We have no explanation as to why no claim was issued within two years of the date of the accident. As a practical matter, one of the first steps taken by every prudent Plaintiff’s counsel when first retained to pursue a claim arising from a motor vehicle accident is to note the date of the accident in their limitation date reminder system. While the principle of discoverability, as set forth of section 5 of the Limitations Act can, in certain circumstances, delay the commencement of the running of the two year limitation period, its applicability is a factual issue with no guarantee of success. No prudent Plaintiff’s counsel would rely upon the discoverability principle and delay issuing a claim beyond the two year limitation. The discoverability principle is generally relied upon as a last resort in circumstances where counsel was either not retained until the two year limitation period had already expired, or through inadvertence, had failed to issue a claim within the two year limitation period.

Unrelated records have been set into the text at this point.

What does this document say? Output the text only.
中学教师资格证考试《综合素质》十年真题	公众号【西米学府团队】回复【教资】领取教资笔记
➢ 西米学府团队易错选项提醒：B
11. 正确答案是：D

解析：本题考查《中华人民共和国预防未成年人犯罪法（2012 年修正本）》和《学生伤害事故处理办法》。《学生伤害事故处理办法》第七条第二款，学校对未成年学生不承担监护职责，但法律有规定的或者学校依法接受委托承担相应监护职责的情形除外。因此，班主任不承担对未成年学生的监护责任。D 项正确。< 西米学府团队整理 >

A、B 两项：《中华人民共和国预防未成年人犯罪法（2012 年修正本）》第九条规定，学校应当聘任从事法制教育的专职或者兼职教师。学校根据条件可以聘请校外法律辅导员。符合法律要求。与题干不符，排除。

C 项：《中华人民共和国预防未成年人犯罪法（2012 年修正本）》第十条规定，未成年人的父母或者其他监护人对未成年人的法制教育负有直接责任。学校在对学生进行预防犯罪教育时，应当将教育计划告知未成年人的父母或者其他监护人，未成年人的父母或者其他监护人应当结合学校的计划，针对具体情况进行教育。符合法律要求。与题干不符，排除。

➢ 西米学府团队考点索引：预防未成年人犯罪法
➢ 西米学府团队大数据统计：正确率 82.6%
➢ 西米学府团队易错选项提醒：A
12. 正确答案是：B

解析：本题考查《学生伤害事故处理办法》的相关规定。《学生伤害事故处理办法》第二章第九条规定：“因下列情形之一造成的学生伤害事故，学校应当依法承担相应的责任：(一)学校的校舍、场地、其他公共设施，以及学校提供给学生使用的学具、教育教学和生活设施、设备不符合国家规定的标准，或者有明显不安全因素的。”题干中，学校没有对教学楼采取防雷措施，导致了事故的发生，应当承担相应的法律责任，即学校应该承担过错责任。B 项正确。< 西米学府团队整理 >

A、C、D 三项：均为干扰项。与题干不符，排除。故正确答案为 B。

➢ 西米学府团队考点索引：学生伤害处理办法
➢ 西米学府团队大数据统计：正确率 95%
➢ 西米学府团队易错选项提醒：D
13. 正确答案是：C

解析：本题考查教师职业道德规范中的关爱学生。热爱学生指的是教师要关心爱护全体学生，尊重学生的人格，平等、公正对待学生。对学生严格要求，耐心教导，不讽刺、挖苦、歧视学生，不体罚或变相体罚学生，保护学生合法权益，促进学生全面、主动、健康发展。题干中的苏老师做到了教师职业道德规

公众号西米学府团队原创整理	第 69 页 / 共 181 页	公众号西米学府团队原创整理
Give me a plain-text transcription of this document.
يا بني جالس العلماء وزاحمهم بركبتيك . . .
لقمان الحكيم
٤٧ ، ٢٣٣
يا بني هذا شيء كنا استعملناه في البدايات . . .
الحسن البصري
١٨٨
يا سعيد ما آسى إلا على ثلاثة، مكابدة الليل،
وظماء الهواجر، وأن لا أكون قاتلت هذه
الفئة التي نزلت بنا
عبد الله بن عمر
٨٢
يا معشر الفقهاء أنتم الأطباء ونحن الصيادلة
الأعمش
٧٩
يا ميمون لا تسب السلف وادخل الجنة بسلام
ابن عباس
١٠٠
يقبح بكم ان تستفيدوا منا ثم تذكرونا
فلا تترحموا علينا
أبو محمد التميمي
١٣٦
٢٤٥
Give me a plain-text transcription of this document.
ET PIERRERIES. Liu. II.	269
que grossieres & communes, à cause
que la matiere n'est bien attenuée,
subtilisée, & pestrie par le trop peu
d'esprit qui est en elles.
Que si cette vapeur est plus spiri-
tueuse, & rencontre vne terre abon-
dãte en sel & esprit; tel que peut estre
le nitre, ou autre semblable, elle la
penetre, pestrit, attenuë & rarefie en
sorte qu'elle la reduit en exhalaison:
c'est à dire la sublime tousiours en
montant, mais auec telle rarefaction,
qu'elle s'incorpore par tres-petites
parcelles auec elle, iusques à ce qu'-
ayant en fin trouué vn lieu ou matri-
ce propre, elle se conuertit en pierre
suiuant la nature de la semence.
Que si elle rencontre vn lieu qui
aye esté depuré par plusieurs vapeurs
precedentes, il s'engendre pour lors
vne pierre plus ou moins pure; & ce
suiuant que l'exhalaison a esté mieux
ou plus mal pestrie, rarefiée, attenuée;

While we do not know why a more timely claim was not issued, the report does note that in July of 2013, the Plaintiff through new counsel had issued a claim alleging negligence against his previous counsel for failure to issue a Statement of Claim within the two year limitation period.
It is also interesting to note that notwithstanding the defence argument that there ought to have been knowledge that the threshold had been exceeded earlier than receipt of the expert reports, the Defendant in his defence denied that the threshold had been satisfied. It is somewhat inconsistent to deny that the Plaintiff has a threshold satisfying injury while at the same time seeking to argue that the Plaintiff should have appreciated at an earlier date that he had a threshold satisfying injury sufficient to commence the running of the two year limitation period.
One can only speculate as to whether the Court might have viewed this matter differently had the Defendant, from the outset, admitted that the injury would satisfy the threshold. As a matter of tactics, keeping all of your options open is not always the best course.